Nach der Pause wird Maximilian Schnaus auf die Bühne
gebeten. Er erklärt dem Publikum, dass sein Stück eine „Transparenzstudie“ sei.
Sie sei im Auftrag des SHMF entstanden und habe das Ziel, die wichtigsten
Passagen des später folgenden Stücks „Kreisleriana op. 16“ von Robert Schumann
zu verdichten oder anders zu interpretieren. Das Publikum lacht altväterlich
spöttelnd und wirkt etwas verunsichert.
Für das Stück von Schnaus benötigt
Piemontesi Noten. Mithilfe seiner vorherigen Erklärungen erschließen sich mir einige
Musikpassagen zwar besser, aber es fällt schwer sich vorzustellen, dass diese
Musik auf Schumann basieren soll. Für mich hat der Komponist sich dem Werk sehr
formal und nicht melodisch genähert. Das Publikum hat vermutlich nur deswegen
nicht die Flucht angetreten, weil das Original von Schumann ja noch folgt. Es
gibt verhaltenen und aufatmenden Applaus zum Ende des Stücks. Schnaus nimmt es
verständnisvoll – wir sind noch nicht reif für ihn.

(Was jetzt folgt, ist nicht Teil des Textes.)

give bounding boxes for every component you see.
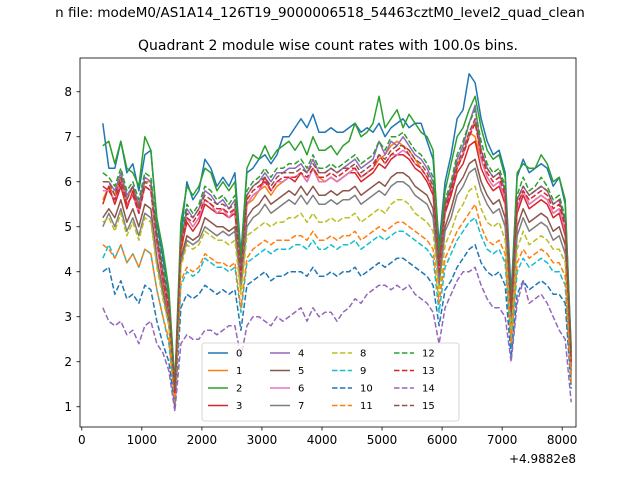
legend-label-7: 7 [298, 401, 304, 412]
x-tick-label: 1000 [127, 433, 158, 447]
series-line-15 [102, 118, 572, 390]
x-tick-label: 0 [78, 433, 86, 447]
y-tick-label: 1 [64, 400, 72, 414]
legend-label-15: 15 [422, 401, 435, 412]
series-lines [102, 73, 572, 412]
x-tick-label: 7000 [487, 433, 518, 447]
chart-suptitle: n file: modeM0/AS1A14_126T19_9000006518_… [55, 5, 585, 21]
y-tick-label: 5 [64, 220, 72, 234]
legend-label-2: 2 [236, 384, 242, 395]
y-tick-label: 2 [64, 355, 72, 369]
series-line-10 [102, 244, 572, 408]
y-tick-label: 8 [64, 85, 72, 99]
legend-label-10: 10 [360, 384, 373, 395]
series-line-12 [102, 109, 572, 390]
y-tick-label: 4 [64, 265, 72, 279]
legend-label-9: 9 [360, 366, 366, 377]
legend-label-13: 13 [422, 366, 435, 377]
x-tick-label: 4000 [307, 433, 338, 447]
x-tick-label: 5000 [367, 433, 398, 447]
y-tick-label: 6 [64, 175, 72, 189]
x-offset-label: +4.9882e8 [509, 452, 576, 466]
plot-frame [79, 57, 577, 428]
legend-label-0: 0 [236, 349, 242, 360]
y-tick-label: 3 [64, 310, 72, 324]
legend-label-12: 12 [422, 349, 435, 360]
legend-label-8: 8 [360, 349, 366, 360]
y-tick-label: 7 [64, 130, 72, 144]
x-tick-label: 8000 [547, 433, 578, 447]
series-line-14 [102, 266, 572, 412]
x-tick-label: 2000 [187, 433, 218, 447]
legend-label-14: 14 [422, 384, 435, 395]
x-axis-ticks: 0 1000 2000 3000 4000 5000 6000 7000 8000 [78, 427, 577, 447]
y-axis-ticks: 1 2 3 4 5 6 7 8 [64, 85, 80, 414]
legend-label-4: 4 [298, 349, 304, 360]
series-line-11 [102, 203, 572, 403]
legend-label-1: 1 [236, 366, 242, 377]
legend-label-5: 5 [298, 366, 304, 377]
x-tick-label: 6000 [427, 433, 458, 447]
legend-label-3: 3 [236, 401, 242, 412]
legend-box [201, 342, 460, 422]
legend-label-6: 6 [298, 384, 304, 395]
series-line-2 [102, 95, 572, 385]
x-tick-label: 3000 [247, 433, 278, 447]
chart-title: Quadrant 2 module wise count rates with … [138, 38, 518, 54]
series-line-8 [102, 185, 572, 399]
legend-label-11: 11 [360, 401, 373, 412]
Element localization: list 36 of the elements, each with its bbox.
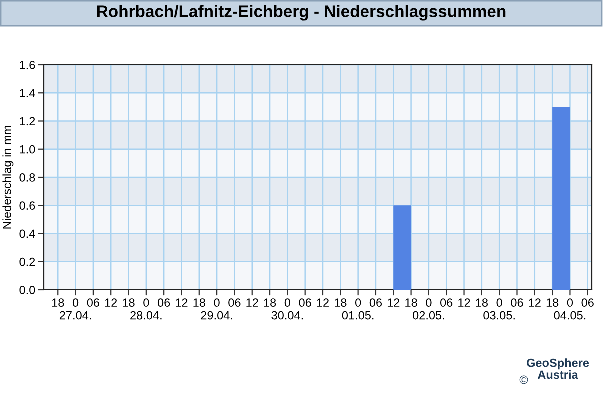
y-axis-title: Niederschlag in mm: [2, 126, 14, 229]
x-tick-label: 12: [317, 298, 329, 307]
x-tick-label: 18: [52, 298, 64, 308]
x-tick-label: 18: [476, 298, 488, 308]
x-tick-label: 06: [299, 298, 312, 308]
x-tick-label: 06: [87, 298, 100, 308]
x-tick-label: 12: [388, 298, 400, 307]
text: GeoSphere Austria: [526, 358, 590, 380]
x-tick-label: 06: [440, 298, 453, 308]
y-tick-label: 1.2: [20, 117, 36, 126]
x-tick-label: 18: [123, 298, 135, 308]
x-tick-label: 12: [529, 298, 541, 307]
x-tick-label: 12: [105, 298, 118, 307]
y-tick-label: 1.6: [20, 61, 36, 70]
x-tick-label: 18: [334, 298, 347, 308]
x-tick-label: 18: [406, 298, 418, 308]
text: ©: [520, 376, 528, 384]
x-tick-label: 18: [264, 298, 276, 308]
x-tick-label: 06: [158, 298, 170, 308]
x-tick-label: 06: [228, 298, 241, 308]
y-tick-label: 0.4: [20, 230, 36, 238]
x-tick-label: 06: [582, 298, 594, 308]
chart-title: Rohrbach/Lafnitz-Eichberg - Niederschlagssummen: [97, 5, 506, 21]
y-tick-label: 0.8: [20, 174, 36, 182]
y-tick-label: 0.2: [20, 258, 36, 266]
x-tick-label: 12: [458, 298, 470, 307]
x-tick-label: 06: [370, 298, 382, 308]
y-tick-label: 0.0: [20, 286, 36, 294]
x-tick-label: 18: [546, 298, 559, 308]
y-tick-label: 0.6: [20, 202, 36, 210]
y-tick-label: 1.4: [20, 89, 36, 98]
y-tick-label: 1.0: [20, 145, 36, 154]
x-tick-label: 06: [511, 298, 524, 308]
x-tick-label: 12: [176, 298, 188, 307]
x-tick-label: 18: [194, 298, 206, 308]
x-tick-label: 12: [246, 298, 258, 307]
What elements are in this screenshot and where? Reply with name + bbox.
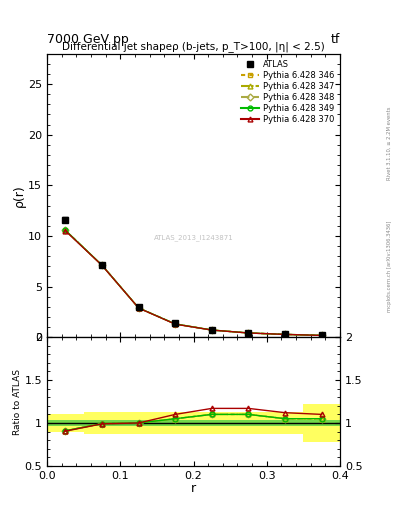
Line: Pythia 6.428 347: Pythia 6.428 347: [63, 228, 324, 338]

Schumanns Kreisleriana spielt Piemontesi technisch versiert
und melodisch nuanciert. Die Akustik des Saals liefert einen kleinen Nachhall,
der das Spiel angenehm leicht klingen lässt, obwohl die acht Fantasien den
Pianisten extrem fordern. Die dialektischen Spiele Schumanns von harmonischen
Verfremdungen und jähen Temperamentswechseln laden zwar weniger zum Schwelgen
ein, werden vom Publikum aber in vollen Zügen genossen. Es gibt anhaltenden
Applaus für Francesco Piemontesi, der nach der Ekstase und Selbstversunkenhiet seines
Auftritts wieder zum kleinen Jungen zu werden scheint. Hoffentlich erleben wir
ihn auch im kommenden Jahr beim SHMF.